Layers

“If we’re wrapping ourselves up to conceal any vulnerability, whatever happens to us has to go through all those extra layers. Sometimes love doesn’t even reach where we truly live.”

― Alexandra Katehakis, Mirror of Intimacy: Daily Reflections on Emotional and Erotic Intelligence

“We live beneath many layers. Some are for our protection, and some are for our control.”

― Russell Eric Dobda

“In all, there were ten different types of clouds: cumulus, stratos, cumulonimbus, stratocumulus, nimbostratus, altocumulus, altostratus, cirrocumulus, cirrostratus, and cirrus – each with their own personality: fluffy, detached, transparent, thin, continuous, gray, heavy, dense, semi-transparent, and layered, which I use to describe my own moods and feelings at any given time.”

― Sia Figiel, FREELOVE

The weekend sunsets are ever-present in my life, and I have come to accept that I cannot escape my Saturday and Sunday afternoon clouds.
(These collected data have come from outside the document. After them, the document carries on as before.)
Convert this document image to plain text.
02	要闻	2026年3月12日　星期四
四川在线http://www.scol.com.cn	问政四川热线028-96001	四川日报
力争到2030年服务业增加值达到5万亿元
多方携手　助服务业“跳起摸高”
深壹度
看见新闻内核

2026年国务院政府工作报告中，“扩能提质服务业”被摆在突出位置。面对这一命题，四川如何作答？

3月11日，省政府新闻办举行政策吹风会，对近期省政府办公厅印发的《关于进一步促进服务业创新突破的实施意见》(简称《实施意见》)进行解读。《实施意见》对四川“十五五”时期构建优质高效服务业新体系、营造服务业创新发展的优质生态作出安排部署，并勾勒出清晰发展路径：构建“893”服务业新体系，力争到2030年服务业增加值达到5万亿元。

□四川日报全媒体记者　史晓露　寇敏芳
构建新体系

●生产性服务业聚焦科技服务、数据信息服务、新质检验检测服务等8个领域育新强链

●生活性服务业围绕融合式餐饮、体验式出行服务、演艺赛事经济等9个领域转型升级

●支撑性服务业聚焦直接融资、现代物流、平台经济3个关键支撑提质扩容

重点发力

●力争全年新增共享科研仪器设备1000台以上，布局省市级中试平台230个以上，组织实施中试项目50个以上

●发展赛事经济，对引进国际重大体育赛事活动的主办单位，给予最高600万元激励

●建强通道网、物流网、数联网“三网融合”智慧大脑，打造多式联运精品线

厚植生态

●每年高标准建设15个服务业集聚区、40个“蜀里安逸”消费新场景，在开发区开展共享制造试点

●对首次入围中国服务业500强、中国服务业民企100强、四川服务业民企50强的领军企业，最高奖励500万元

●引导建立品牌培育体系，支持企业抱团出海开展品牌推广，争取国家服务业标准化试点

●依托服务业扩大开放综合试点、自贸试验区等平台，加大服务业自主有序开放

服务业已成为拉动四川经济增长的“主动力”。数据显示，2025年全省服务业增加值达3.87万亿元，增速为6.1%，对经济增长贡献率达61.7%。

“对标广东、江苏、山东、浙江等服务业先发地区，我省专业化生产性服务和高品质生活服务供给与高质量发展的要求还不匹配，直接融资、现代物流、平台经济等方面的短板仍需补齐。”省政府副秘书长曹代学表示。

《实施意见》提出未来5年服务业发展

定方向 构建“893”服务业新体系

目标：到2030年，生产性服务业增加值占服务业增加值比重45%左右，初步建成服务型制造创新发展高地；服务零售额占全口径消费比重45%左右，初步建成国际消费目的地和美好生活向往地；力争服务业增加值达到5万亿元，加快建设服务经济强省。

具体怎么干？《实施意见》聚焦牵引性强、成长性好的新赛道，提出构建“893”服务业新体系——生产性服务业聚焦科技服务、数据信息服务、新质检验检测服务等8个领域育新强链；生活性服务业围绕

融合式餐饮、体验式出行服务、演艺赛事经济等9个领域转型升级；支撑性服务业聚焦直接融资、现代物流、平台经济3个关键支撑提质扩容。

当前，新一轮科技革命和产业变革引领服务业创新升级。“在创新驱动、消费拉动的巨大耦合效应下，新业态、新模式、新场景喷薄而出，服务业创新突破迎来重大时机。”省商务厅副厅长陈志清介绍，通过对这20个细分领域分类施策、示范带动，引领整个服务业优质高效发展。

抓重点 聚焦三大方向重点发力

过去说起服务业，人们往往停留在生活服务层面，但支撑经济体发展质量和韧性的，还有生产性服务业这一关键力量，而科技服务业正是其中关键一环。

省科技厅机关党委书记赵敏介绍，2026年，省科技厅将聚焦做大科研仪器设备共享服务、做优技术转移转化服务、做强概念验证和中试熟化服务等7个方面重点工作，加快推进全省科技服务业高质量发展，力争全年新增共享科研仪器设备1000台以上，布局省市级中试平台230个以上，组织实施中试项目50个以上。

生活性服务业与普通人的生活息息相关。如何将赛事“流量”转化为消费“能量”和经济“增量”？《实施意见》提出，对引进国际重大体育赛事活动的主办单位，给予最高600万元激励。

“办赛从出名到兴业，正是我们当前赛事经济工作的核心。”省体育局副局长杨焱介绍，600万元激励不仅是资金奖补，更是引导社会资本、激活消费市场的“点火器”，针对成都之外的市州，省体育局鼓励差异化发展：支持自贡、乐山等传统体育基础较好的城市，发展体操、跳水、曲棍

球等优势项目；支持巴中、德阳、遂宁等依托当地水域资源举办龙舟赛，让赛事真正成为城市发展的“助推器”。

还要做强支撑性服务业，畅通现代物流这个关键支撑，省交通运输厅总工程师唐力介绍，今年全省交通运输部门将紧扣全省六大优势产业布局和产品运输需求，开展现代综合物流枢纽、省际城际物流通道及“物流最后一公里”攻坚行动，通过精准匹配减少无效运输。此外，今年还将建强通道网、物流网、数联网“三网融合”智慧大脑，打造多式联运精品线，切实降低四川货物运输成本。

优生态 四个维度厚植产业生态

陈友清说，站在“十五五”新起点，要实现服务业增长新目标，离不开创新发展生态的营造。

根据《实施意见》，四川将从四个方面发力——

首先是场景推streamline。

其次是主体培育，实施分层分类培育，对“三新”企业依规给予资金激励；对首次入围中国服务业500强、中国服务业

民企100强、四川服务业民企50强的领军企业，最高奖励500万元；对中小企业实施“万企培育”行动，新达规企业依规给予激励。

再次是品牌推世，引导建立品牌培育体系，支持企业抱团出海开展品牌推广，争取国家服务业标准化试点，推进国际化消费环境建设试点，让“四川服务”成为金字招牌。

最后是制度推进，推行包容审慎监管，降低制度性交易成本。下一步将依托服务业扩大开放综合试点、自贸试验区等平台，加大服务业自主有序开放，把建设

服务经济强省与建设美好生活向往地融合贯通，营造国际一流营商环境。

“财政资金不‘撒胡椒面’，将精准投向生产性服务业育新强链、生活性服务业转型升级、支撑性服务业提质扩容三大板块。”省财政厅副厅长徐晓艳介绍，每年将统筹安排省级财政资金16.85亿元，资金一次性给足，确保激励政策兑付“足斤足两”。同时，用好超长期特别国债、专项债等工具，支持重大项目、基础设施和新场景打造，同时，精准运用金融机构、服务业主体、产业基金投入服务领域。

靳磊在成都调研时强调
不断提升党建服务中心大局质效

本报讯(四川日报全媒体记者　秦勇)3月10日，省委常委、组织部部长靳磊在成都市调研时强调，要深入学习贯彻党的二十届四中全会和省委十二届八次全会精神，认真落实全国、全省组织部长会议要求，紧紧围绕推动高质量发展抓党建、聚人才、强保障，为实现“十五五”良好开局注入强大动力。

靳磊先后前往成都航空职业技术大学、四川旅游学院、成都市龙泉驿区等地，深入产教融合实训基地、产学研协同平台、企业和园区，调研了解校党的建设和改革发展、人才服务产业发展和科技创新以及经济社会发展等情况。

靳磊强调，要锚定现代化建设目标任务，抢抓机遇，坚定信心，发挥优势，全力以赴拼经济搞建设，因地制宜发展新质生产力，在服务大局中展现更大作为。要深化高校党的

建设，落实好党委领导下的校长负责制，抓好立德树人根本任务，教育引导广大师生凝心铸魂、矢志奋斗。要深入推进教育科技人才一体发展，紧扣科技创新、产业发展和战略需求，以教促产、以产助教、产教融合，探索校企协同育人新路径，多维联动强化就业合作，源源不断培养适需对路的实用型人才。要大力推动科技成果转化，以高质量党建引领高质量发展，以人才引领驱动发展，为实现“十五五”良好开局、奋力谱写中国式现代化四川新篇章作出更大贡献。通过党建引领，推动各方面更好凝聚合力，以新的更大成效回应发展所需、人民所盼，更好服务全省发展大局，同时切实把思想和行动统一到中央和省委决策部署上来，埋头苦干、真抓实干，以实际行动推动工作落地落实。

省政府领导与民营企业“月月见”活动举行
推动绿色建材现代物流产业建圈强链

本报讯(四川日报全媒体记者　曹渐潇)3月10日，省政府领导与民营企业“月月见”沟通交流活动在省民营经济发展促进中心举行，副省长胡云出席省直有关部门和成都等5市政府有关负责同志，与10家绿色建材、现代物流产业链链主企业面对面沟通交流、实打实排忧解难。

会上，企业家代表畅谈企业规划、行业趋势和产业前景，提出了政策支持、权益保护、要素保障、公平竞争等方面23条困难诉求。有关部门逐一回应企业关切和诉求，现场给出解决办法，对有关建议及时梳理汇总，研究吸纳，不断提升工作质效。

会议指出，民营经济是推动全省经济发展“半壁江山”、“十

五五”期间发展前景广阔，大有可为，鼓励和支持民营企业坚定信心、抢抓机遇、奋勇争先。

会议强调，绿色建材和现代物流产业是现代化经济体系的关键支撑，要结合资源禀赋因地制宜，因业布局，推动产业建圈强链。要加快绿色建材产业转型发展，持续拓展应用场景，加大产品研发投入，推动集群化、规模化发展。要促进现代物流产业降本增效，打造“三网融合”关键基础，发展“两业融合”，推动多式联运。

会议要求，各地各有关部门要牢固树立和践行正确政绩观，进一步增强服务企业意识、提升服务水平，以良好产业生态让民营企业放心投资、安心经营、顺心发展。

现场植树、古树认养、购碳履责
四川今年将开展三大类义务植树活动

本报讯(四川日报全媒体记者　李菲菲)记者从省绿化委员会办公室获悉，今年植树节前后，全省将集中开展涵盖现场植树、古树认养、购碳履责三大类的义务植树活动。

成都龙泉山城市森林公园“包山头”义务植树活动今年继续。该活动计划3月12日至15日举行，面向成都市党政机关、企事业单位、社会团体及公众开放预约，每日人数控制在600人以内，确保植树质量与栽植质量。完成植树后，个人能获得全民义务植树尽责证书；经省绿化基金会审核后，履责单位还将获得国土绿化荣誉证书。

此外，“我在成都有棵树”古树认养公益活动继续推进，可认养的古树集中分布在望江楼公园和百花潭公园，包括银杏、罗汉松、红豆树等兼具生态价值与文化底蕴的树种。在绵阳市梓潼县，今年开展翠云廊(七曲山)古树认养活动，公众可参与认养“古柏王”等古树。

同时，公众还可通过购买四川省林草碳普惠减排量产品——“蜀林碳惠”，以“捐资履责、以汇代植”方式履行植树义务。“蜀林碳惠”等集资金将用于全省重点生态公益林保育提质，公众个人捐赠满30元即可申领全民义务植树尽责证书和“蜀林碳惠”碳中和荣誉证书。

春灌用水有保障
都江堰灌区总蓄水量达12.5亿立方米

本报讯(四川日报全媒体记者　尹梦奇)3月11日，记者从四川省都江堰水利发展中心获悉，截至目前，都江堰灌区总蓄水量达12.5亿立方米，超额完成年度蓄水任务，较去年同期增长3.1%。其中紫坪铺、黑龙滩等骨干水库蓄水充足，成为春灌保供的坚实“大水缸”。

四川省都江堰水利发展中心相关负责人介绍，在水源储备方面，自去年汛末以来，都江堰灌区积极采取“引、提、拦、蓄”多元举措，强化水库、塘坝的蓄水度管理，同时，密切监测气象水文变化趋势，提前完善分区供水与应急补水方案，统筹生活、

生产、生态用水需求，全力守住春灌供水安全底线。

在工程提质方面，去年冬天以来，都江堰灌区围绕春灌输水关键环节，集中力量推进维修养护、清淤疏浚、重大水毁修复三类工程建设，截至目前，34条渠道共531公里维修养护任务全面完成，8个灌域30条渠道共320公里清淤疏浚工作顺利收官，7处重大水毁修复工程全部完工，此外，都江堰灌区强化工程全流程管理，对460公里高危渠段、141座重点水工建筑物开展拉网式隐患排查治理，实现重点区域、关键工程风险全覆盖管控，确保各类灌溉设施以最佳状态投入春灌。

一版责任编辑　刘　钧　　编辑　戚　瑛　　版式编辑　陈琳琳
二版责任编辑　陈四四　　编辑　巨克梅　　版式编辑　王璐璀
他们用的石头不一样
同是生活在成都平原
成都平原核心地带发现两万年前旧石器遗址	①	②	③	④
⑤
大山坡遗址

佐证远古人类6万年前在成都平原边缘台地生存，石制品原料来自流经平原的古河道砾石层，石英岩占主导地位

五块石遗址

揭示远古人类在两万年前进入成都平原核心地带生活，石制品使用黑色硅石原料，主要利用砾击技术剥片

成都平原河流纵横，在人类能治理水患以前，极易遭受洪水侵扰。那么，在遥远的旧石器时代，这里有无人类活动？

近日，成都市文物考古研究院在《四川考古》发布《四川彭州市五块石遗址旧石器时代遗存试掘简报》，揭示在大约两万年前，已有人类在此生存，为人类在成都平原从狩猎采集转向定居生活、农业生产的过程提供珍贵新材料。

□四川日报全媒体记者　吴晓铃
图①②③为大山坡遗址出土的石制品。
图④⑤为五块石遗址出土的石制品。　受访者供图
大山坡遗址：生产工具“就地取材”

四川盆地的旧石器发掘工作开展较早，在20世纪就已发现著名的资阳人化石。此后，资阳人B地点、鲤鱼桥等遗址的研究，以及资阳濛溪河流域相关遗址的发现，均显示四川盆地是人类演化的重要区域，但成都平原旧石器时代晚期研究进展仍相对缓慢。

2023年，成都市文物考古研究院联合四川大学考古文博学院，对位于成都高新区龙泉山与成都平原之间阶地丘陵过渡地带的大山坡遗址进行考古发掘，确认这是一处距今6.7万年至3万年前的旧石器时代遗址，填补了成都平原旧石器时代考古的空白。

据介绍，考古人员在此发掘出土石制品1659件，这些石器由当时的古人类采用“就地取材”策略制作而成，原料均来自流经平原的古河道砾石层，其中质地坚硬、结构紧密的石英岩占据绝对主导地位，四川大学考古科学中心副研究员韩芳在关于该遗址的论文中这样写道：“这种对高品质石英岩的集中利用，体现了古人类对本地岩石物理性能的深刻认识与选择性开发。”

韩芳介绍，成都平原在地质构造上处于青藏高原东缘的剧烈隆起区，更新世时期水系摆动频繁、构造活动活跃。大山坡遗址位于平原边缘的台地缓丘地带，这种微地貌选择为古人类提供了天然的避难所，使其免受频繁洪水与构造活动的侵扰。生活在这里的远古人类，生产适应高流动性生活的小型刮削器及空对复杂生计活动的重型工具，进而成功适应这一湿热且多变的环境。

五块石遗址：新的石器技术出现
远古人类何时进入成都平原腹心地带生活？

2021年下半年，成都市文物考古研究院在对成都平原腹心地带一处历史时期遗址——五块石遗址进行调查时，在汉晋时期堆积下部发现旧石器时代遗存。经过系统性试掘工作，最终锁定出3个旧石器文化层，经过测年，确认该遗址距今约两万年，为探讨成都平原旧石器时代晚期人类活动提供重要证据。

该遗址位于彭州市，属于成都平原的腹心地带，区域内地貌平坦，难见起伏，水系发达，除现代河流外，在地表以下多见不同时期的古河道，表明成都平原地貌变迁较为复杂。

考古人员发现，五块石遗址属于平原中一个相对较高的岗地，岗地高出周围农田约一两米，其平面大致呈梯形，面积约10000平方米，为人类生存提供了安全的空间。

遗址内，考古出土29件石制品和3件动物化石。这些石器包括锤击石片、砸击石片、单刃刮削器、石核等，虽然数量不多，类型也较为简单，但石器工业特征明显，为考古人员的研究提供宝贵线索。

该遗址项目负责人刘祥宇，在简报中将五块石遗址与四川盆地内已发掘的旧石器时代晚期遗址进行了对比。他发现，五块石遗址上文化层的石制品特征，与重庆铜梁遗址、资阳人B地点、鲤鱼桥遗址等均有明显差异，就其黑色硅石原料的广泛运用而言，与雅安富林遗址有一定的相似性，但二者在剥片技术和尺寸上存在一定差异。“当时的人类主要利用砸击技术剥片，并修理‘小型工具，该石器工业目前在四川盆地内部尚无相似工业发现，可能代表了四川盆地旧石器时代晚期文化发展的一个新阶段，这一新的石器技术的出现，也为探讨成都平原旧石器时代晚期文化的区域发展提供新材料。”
These clouds are breathtakingly beautiful, but layered with melancholy.

I do not run from them anymore.

‘What a wonderful, happy day’, I think, as I drive back home. I bravely look up at the sky and take a picture, and I am (unexpectedly) confronted by the realization of my solitary state. The sky is a layered artwork with nuances of white, yellow, grey and blue – symbols of layered complications of my life. It moves, slowly changing into my mesmerizing, cruel reality: revealing those layers is as if peeling my heart like an onion. With each layer the beauty scratches at the back of my eyes. As the layers are peeled and reality revealed, my magnificent onion sky causes involuntary tears over which I have no control.

I did not choose this solitary, melancholy current state of my life; but I am strong and brave. These awe inspiring weekend sunsets usually precede the lonely dark moments at the onset of dusk. The clouds disappear when you close that door behind you, and you know deep down at the core that you do not have your own blood to share your sky with.

Peeling away the layers, I am confronted with the revelation of uncontrollable feelings of these revealing layers of my life, and the ever present pain in my heart. To ease the pain I wipe away the onion induced layered tears and precariously share my deepest secrets and feelings with complete strangers. I tease and chat and laugh and cry and offer my body to forget about the cruel reminders in the layered clouds of my weekend sky. I do not know what else to do, but allow the layers to be torn from my bleeding heart.

I foolishly offer the core of my soul to the brave being who will not shy away from peeling away the raw and cruel layers of my weak heart.